MEMBACA  Israel Membom Sekolah yang Dikelola PBB di Gaza Lagi, Menewaskan 17 | Berita Konflik Israel-Palestina

Namun, meskipun ada lobi diplomatik intens, tentara Sudan tidak mengirim delegasi resmi ke Swiss, menghambat kemajuan pembicaraan perdamaian.

“Meskipun kami dalam komunikasi konsisten dengan SAF [Pasukan Bersenjata Sudan] secara virtual, kami menyesali keputusan mereka untuk tidak hadir, dan kami percaya bahwa itu membatasi kemampuan kami untuk membuat kemajuan yang lebih substansial terhadap isu-isu kunci, khususnya gencatan senjata nasional,” tulis para mediator.

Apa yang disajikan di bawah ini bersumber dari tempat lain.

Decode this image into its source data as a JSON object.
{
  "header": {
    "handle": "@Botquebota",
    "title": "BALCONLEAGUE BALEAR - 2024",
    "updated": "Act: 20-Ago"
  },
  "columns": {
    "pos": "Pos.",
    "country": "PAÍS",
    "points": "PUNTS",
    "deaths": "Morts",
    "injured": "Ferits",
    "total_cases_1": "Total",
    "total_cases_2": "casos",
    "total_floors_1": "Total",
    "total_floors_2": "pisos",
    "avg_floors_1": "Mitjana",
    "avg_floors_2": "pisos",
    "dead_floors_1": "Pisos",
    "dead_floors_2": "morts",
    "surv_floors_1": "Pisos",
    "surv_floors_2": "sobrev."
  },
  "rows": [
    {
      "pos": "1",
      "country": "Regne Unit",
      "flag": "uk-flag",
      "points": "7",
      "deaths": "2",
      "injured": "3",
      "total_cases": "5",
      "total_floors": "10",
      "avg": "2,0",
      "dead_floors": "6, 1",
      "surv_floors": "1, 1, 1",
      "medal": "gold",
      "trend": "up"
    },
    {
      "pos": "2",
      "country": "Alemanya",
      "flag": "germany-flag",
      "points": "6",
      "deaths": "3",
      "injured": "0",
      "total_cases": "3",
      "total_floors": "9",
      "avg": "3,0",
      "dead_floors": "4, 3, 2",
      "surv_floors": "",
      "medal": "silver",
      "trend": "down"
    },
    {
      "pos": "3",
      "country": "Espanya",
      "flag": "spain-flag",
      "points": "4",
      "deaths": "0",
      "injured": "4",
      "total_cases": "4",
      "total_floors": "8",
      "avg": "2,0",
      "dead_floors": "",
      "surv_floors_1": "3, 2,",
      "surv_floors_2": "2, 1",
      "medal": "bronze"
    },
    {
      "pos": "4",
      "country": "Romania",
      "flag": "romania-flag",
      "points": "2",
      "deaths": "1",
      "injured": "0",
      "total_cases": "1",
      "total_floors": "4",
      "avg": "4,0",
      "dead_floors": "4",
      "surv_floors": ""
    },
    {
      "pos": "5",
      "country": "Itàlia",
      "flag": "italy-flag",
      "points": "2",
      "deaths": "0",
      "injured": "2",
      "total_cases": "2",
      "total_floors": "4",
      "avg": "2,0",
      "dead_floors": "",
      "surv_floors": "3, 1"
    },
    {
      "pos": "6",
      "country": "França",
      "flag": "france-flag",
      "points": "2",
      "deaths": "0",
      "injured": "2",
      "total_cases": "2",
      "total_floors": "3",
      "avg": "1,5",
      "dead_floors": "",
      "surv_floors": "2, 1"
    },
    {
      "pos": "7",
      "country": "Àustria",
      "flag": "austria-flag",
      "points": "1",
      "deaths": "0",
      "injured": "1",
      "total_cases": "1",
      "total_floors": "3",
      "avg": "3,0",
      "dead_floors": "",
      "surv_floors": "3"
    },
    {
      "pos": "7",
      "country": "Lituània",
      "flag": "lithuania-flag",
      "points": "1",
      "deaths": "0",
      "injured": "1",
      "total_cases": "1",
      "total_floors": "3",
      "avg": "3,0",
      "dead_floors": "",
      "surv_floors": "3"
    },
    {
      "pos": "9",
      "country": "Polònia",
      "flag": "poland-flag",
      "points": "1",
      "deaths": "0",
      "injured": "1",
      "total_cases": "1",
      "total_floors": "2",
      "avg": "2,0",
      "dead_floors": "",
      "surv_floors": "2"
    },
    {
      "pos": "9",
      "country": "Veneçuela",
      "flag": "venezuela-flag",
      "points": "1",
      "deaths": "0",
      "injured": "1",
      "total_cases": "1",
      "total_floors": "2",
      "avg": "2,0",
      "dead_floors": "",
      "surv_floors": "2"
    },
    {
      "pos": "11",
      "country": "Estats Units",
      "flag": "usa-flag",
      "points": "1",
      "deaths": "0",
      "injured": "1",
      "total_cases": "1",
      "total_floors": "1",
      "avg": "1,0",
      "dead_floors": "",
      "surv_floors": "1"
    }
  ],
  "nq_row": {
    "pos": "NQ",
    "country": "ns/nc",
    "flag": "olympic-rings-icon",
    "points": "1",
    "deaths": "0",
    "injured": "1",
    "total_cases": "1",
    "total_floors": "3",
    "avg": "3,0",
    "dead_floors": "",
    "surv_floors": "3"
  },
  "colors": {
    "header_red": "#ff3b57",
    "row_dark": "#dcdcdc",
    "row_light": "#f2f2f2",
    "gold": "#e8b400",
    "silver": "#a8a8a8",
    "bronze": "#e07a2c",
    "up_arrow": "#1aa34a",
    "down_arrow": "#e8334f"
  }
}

Perriello mengatakan dalam wawancara lanjutan bahwa kepala tentara Sudan Abdel Fattah al-Burhan telah bersedia untuk berpartisipasi dalam pembicaraan tetapi ada “kekuatan politik yang sangat negatif yang merugikan” dia.

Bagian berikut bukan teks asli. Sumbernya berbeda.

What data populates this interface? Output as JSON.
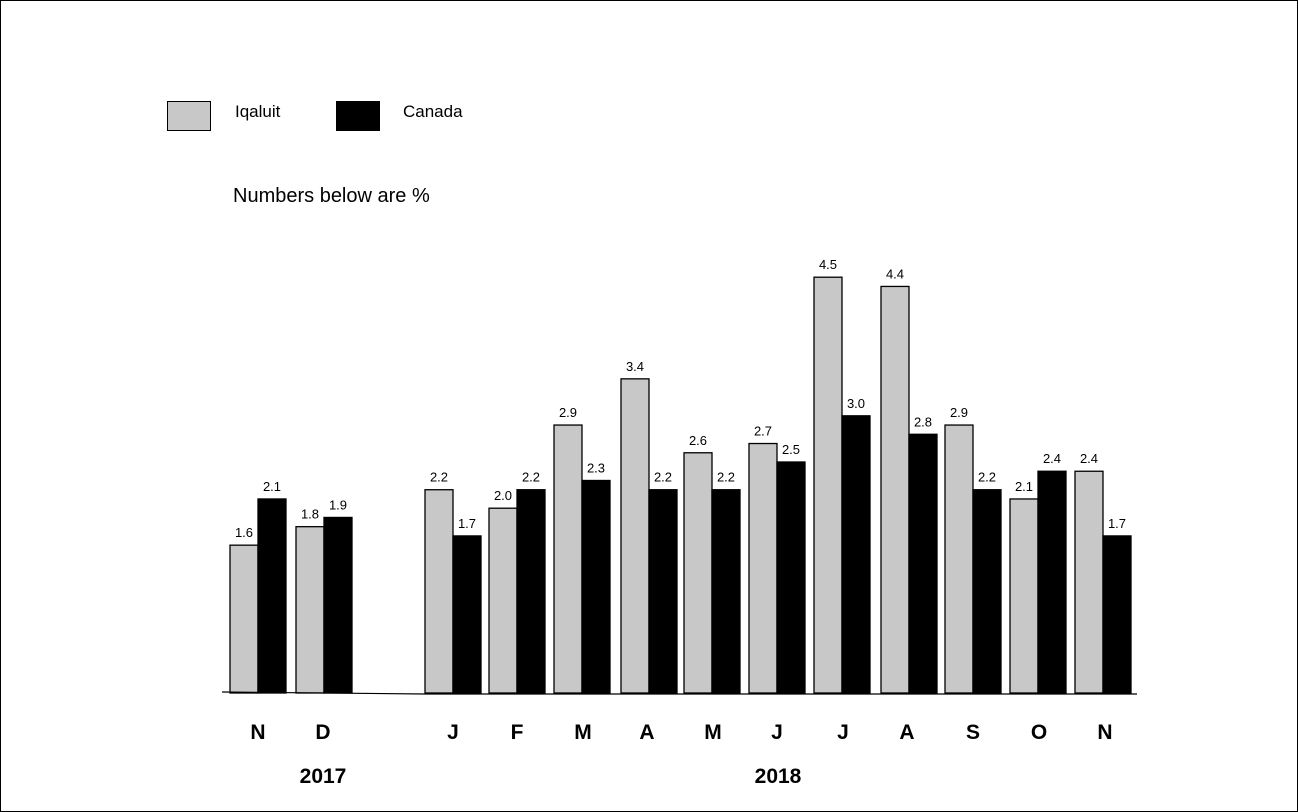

Namun, Hudson di Pusat Studi Strategis dan Internasional mengatakan bahwa masyarakat internasional telah gagal mengekang tekanan yang diperlukan untuk memastikan tindakan tegas di Sudan.

“Kita tidak membawa tekanan,” katanya kepada Al Jazeera. “Kita pada dasarnya memohon kepada malaikat-malaikat mereka untuk menghormati hukum kemanusiaan, untuk menghormati aturan perang.”

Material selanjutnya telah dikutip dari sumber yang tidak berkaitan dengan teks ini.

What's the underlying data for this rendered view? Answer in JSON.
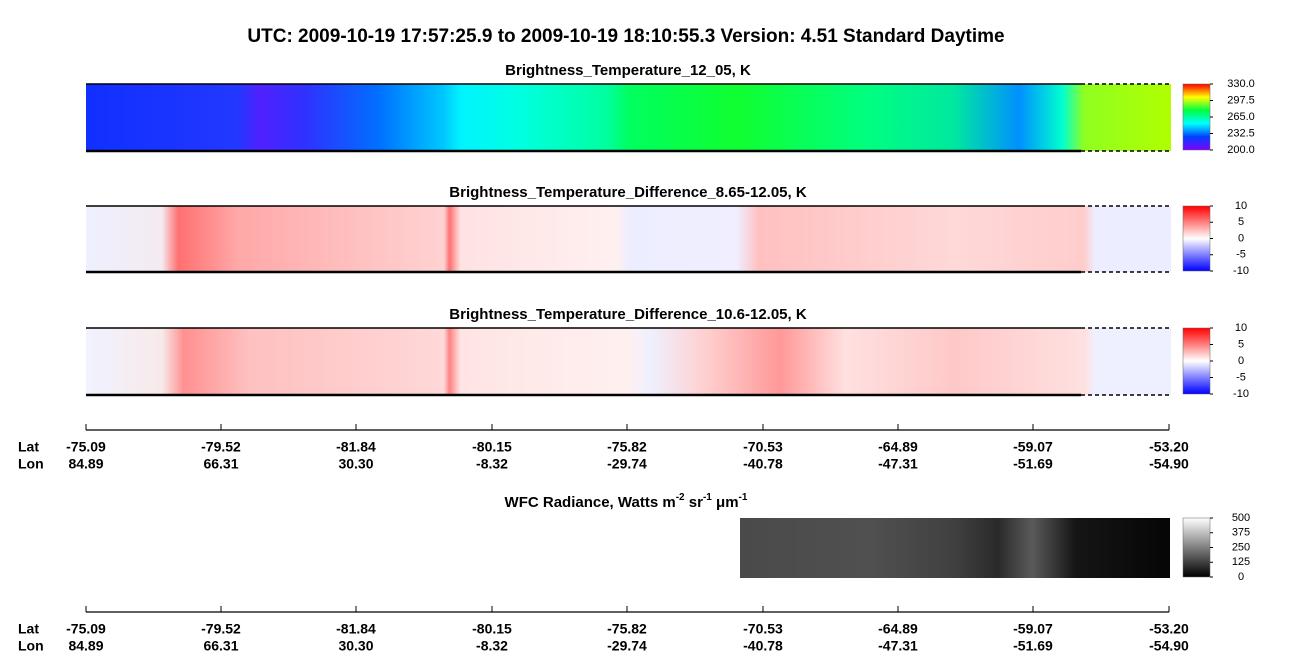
{
  "title": "UTC:  2009-10-19   17:57:25.9  to  2009-10-19   18:10:55.3    Version: 4.51  Standard Daytime",
  "chart_data": [
    {
      "type": "heatmap",
      "title": "Brightness_Temperature_12_05, K",
      "colormap": [
        "#8000ff",
        "#0040ff",
        "#00ffff",
        "#00ff40",
        "#ffff00",
        "#ff0000"
      ],
      "colorbar_ticks": [
        {
          "value": 330,
          "label": "330.0"
        },
        {
          "value": 297.5,
          "label": "297.5"
        },
        {
          "value": 265,
          "label": "265.0"
        },
        {
          "value": 232.5,
          "label": "232.5"
        },
        {
          "value": 200,
          "label": "200.0"
        }
      ]
    },
    {
      "type": "heatmap",
      "title": "Brightness_Temperature_Difference_8.65-12.05, K",
      "colormap": [
        "#0000ff",
        "#ffffff",
        "#ff0000"
      ],
      "colorbar_ticks": [
        10,
        5,
        0,
        -5,
        -10
      ]
    },
    {
      "type": "heatmap",
      "title": "Brightness_Temperature_Difference_10.6-12.05, K",
      "colormap": [
        "#0000ff",
        "#ffffff",
        "#ff0000"
      ],
      "colorbar_ticks": [
        10,
        5,
        0,
        -5,
        -10
      ]
    },
    {
      "type": "heatmap",
      "title": "WFC Radiance, Watts m",
      "title_parts": [
        "-2",
        " sr",
        "-1",
        " μm",
        "-1"
      ],
      "colormap": [
        "#000000",
        "#ffffff"
      ],
      "colorbar_ticks": [
        500,
        375,
        250,
        125,
        0
      ]
    }
  ],
  "track_axis": {
    "labels": [
      "Lat",
      "Lon"
    ],
    "lat": [
      "-75.09",
      "-79.52",
      "-81.84",
      "-80.15",
      "-75.82",
      "-70.53",
      "-64.89",
      "-59.07",
      "-53.20"
    ],
    "lon": [
      "84.89",
      "66.31",
      "30.30",
      "-8.32",
      "-29.74",
      "-40.78",
      "-47.31",
      "-51.69",
      "-54.90"
    ]
  }
}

Tetapi jenis permohonan seperti itu, jelasnya, tidak mungkin mendorong tindakan dalam perang seintensif yang dihadapi Sudan.

“Ini adalah dua pasukan yang terperangkap dalam pertempuran eksistensial yang sengit. Hal terakhir yang mereka minati adalah menghormati perjanjian yang tidak mereka anggap sebagai pihak yang terlibat,” katanya.

“Jadi saya pikir satu-satunya hal yang akan mengubah pandangan mereka adalah jika kita memberikan tekanan nyata – jika ada konsekuensi atas ketidakhadiran mereka di Jenewa,” katanya, menawarkan sanksi dan penuntutan sebagai contoh.

“Kita harus berbicara dengan bahasa kekuasaan, yang merupakan bahasa yang mereka tahu bagaimana berbicara.”